In totale disaccordo su questo discorso il rappresentante siriano Ja’afari, che in ua intervista a AFP ha detto: “Quando diciamo che il dialogo deve essere compresa tra siriani, senza un intervento esterno, questo vale anche per i russi e gli americani”. Venerdì l’agenzia di stampa Interfax aveva riportato una dichiarazione del Vice Ministro russo degli Esteri Sergei Ryabkov nella quale ha affermato che Washington ormai accetta la tesi di Mosca, secondo la quale il futuro di Assad non sarebbe stato più posto come precondizione perchè saranno i siriani che dovranno decidere sul loro futuro.

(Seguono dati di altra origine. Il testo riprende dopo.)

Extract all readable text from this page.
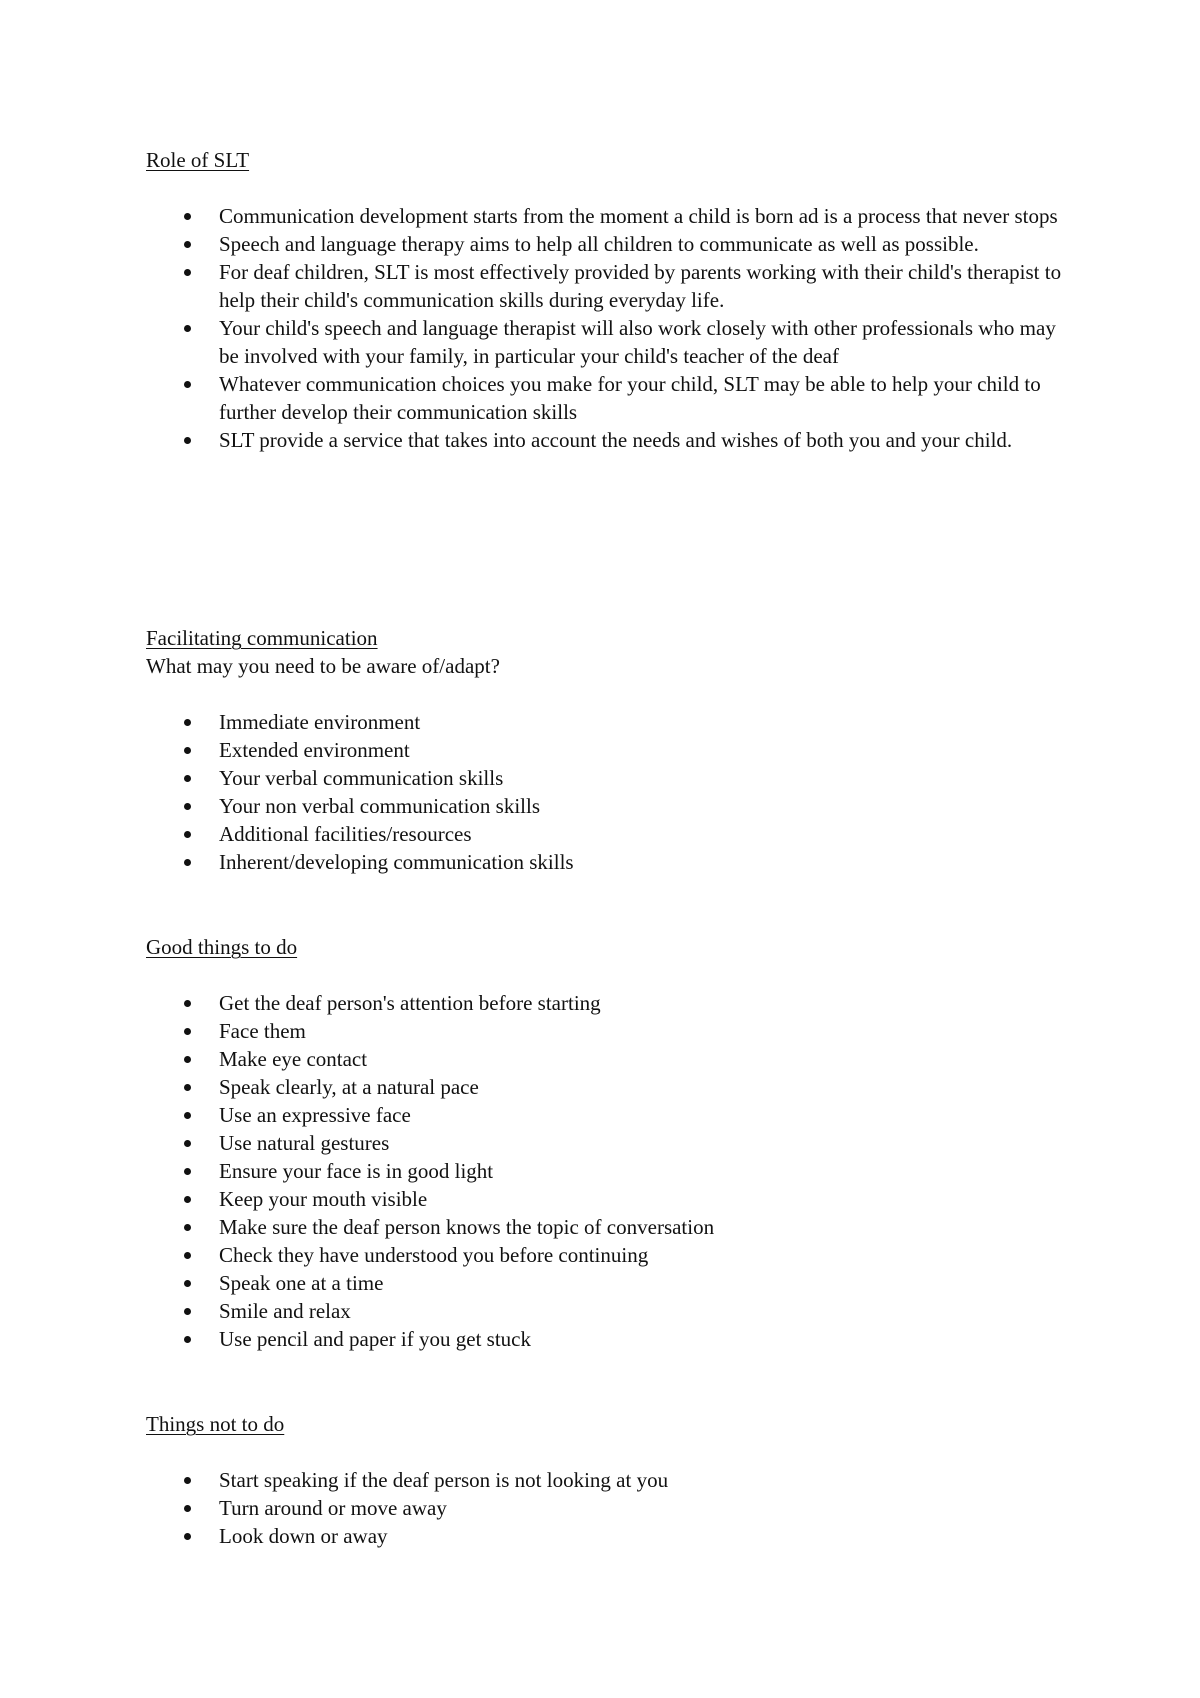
Role of SLT
Communication development starts from the moment a child is born ad is a process that never stops
Speech and language therapy aims to help all children to communicate as well as possible.
For deaf children, SLT is most effectively provided by parents working with their child's therapist to help their child's communication skills during everyday life.
Your child's speech and language therapist will also work closely with other professionals who may be involved with your family, in particular your child's teacher of the deaf
Whatever communication choices you make for your child, SLT may be able to help your child to further develop their communication skills
SLT provide a service that takes into account the needs and wishes of both you and your child.
Facilitating communication

What may you need to be aware of/adapt?

Immediate environment
Extended environment
Your verbal communication skills
Your non verbal communication skills
Additional facilities/resources
Inherent/developing communication skills
Good things to do
Get the deaf person's attention before starting
Face them
Make eye contact
Speak clearly, at a natural pace
Use an expressive face
Use natural gestures
Ensure your face is in good light
Keep your mouth visible
Make sure the deaf person knows the topic of conversation
Check they have understood you before continuing
Speak one at a time
Smile and relax
Use pencil and paper if you get stuck
Things not to do
Start speaking if the deaf person is not looking at you
Turn around or move away
Look down or away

Ma subito, è arrivata la smentita del portavoce del Dipartimento di Stato John Kirby: “Ogni voce che
riferisce che abbiamo cambiato in qualche modo la nostra visione sul futuro di Assad è falso. Assad ha perso la sua legittimità a governare. Non abbiamo cambiato la nostra visione su questo argomento “. Da parte sua, la Russia ribadisce sempre che potenze esterne non dovrebbero cercare di stabilire la leadership della Siria ma che solo il popolo siriano è legittimato a farlo.
Il lavoro di lenta cesellatura della diplomazia, ha permesso di adottare a novembre la risoluzione del Consiglio di sicurezza delle Nazioni Unite n°2254, che include una tabella di marcia per risolvere il conflitto siriano. Il documento prevede che sia istituito un organo di governo non settario; un cessate il fuoco; la modifica della Costituzione siriana; e delle elezioni supervisionate dall’ONU entro 18 mesi del cessate il fuoco.
Giovedi l’inviato speciale delle Nazioni Unite per la Siria, Staffan de Mistura, ha presentato un altro documento in cui elenca una dozzina di principi comuni che sia il governo che l’opposizione dovrebbero adottare come base per la transizione politica. Essi prevedono il mantenimento dell’unità del paese, la costituzione di uno stato democratico e non settario, la continuità e la riforma delle istituzioni statali, e la ricostituzione di un nuovo esercito nazionale da effettuarsi anche attraverso il disarmo e l’integrazione dei membri di gruppi armati che sostengono la transizione e la nuova Costituzione.
Ora le due parti ne discuteranno e se ne parlerà al prossimo round di negoziati previsto in aprile.